Al atardecer, comenzó la reunión vecinal en el antiguo cine del barrio, todavía muy destartalado, con signos más que visibles de las fechorías de la banda. Unos días antes, algunos vecinos acondicionaron aquello como pudieron. Acudió mucha gente.

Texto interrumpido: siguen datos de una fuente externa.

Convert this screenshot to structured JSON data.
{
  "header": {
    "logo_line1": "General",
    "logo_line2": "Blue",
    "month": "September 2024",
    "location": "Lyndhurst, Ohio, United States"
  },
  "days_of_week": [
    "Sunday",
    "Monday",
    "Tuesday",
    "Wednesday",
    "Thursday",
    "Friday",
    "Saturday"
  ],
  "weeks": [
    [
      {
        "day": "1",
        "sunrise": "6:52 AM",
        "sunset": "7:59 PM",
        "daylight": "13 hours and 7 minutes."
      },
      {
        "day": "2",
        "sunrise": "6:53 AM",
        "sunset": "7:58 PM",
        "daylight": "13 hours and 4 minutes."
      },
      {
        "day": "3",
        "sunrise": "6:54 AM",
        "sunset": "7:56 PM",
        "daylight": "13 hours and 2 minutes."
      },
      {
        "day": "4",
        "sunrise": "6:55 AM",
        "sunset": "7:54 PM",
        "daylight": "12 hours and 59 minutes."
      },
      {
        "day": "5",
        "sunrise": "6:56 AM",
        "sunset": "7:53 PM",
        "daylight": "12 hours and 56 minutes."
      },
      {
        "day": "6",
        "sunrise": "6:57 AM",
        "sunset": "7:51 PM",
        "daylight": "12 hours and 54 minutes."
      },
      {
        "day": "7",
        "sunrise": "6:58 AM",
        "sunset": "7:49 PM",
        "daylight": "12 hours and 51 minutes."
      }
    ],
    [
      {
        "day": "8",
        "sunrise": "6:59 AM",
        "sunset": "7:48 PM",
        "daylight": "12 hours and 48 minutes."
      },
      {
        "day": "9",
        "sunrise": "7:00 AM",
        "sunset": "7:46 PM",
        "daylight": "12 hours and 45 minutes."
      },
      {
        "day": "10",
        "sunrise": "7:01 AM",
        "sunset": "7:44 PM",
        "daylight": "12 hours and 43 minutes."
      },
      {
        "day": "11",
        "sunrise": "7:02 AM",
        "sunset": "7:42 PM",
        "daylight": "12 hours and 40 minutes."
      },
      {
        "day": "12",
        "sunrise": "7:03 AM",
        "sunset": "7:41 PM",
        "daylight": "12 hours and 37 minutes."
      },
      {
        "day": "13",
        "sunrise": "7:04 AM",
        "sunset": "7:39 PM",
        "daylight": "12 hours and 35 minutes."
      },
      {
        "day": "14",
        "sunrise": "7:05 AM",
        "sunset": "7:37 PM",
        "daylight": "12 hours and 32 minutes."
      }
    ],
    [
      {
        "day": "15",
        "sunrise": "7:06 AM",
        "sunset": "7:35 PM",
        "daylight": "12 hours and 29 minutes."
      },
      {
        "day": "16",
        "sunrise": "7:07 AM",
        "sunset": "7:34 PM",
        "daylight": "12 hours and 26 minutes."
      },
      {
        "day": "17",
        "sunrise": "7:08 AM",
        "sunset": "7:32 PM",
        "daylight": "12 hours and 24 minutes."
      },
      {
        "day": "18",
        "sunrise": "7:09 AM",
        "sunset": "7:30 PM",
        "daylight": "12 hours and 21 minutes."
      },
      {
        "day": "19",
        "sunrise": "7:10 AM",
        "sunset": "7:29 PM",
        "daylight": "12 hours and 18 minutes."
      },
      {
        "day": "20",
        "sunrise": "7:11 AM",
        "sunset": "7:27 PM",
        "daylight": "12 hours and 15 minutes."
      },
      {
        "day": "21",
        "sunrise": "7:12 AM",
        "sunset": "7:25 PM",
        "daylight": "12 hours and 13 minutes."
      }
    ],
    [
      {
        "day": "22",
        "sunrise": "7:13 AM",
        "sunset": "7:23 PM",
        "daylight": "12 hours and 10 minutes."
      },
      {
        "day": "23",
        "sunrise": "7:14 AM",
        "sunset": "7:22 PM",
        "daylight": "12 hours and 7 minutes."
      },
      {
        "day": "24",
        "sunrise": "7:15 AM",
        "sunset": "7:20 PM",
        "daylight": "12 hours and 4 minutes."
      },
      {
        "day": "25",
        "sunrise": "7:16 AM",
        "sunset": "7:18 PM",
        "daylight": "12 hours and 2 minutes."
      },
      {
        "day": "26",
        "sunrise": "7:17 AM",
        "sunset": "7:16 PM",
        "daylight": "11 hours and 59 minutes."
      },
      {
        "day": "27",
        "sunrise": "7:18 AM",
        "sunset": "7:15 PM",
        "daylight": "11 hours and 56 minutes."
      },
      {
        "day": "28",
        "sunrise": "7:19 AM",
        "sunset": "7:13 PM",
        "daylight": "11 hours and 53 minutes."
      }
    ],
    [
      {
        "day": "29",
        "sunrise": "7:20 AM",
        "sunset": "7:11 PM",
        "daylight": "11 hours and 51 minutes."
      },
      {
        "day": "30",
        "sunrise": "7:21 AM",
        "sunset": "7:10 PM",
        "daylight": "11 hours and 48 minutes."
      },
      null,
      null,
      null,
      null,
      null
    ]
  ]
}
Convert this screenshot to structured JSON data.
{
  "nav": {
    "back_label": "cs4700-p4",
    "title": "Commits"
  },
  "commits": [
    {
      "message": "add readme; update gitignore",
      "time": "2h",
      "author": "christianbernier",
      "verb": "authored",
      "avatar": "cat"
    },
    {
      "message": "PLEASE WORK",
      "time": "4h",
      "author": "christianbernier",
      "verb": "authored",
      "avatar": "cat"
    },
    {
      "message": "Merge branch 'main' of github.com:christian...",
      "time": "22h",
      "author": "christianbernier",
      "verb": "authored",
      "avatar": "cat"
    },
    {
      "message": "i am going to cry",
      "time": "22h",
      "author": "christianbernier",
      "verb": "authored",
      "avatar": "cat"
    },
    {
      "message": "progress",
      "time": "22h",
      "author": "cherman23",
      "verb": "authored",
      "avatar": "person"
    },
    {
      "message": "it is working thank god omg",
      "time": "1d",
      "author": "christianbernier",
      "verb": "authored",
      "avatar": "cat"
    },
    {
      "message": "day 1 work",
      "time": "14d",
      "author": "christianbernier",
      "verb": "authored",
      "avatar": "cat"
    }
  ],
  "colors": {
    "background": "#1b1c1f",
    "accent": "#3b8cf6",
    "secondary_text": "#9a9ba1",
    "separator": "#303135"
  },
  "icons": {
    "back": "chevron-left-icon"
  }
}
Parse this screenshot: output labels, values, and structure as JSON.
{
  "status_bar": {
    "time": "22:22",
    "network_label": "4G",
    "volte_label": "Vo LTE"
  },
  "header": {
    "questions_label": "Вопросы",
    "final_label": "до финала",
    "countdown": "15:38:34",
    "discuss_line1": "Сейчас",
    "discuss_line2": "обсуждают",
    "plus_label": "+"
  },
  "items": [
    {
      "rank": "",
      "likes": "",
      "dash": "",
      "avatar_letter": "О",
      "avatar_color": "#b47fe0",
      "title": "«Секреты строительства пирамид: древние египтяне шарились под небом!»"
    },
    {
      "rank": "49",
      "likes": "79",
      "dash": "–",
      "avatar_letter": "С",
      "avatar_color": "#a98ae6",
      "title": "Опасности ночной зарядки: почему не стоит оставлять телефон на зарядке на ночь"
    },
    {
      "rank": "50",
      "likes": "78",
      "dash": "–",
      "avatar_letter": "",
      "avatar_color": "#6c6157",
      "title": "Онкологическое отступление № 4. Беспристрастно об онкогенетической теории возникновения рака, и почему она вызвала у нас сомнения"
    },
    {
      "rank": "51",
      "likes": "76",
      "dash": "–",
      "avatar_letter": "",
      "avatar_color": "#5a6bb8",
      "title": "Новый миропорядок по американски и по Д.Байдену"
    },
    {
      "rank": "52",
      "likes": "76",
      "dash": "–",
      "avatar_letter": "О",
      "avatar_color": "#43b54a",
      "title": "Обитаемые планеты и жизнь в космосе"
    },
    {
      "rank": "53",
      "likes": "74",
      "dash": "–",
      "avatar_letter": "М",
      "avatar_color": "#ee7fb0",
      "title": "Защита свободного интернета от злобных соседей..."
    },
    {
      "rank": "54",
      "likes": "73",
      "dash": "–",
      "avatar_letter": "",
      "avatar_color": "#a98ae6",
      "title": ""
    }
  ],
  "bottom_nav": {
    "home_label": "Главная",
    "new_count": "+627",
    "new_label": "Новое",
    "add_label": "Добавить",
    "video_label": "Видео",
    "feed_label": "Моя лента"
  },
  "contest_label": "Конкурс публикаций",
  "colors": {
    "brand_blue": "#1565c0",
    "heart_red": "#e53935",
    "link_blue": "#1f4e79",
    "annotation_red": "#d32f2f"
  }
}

– Bueno, ahora ya es el momento de empezar a discutir las propuestas de rehabilitación del barrio que hemos presentado– dijo la presidenta de la asociación.
– Pero, hay una cuestión previa… – añadió el moderador-. Esta asociación reitera, como siempre hemos hecho, que deben desaparecer las patrullas vecinales.
– ¡NO! ¡NO! ¡NO! – gritó una voz atronadora desde el fondo del local.
Todos se volvieron hacia atrás. Y allí estaba el amigo de Ernesto, con el rostro enrojecido, agitando su mano derecha, y en ella, un bate de béisbol.
– ¡Todo eso no sirve para nada! ¡Sois unos cobardes y unos vendidos! – continuó vociferando el amigo de Ernesto.
– Pero, ¿qué quieres? – gritó alguien en medio del silencio que aprisionaba al resto.
– ¡Que devuelvan lo que nos han quitado! ¡Que nos dejen hacer a nosotros! – y lo repetía una y otra vez el amigo de Ernesto.
– Pero, ¡qué dices, hombre! – respondió el otro.
Entretanto, el silencio de los demás se fue deshaciendo poco a poco y un murmullo extraño se iba extendiendo por la sala. La presidenta se levantó, suplicó silencio, y con una voz fuerte y clara comenzó a hablar:
– ¡Silencio! – La pesadilla ha acabado, señor. Ellos están en prisión, y ahora es el momento de que hagamos un barrio digno, en el que podamos disfrutar, y ser los protagonistas.
– ¡NO! ¡NO! ¡Ellos siguen ahí! ¿Qué queréis? ¿Olvidar lo que han hecho? ¡Volverán a la calle! – dijo el amigo de Ernesto.
– Porque no olvidamos es por lo que estamos aquí, señor- respondió la presidenta.
Alguien se acercó al que tanto gritaba y le puso suavemente la mano en el hombro, pero él se giró con rapidez y descargó con fuerza el bate en la cabeza de Ernesto. Quedó inconsciente en el suelo.
– ¡Llamad a una ambulancia! – gritaban los más cercanos.
III
Ahora, en el barrio, hay calma. En algunos lugares, las grúas retiran todavía amasijos de los destrozos que hubo en otros tiempos, pero las fachadas de las casas se han limpiado, y al parque vuelven poco a poco los pequeños y los abuelos. Muchos vecinos decoran con cuidado sus ventanas y balcones, y se organizan conciertos y bailes para jóvenes y mayores, y hasta el cine ha vuelto.
Algunos, los que antes patrullaban con porras y bates, ahora deambulan con el único rumbo de la siguiente tasca. Alguien les saluda de cuando en cuando:
– ¡Buenas! Vaya tiempo, ¿eh?
Pero no responden. Beben y miran sin ver.
Y Ernesto sigue sin despertar. Su amigo espera ser juzgado un día de estos.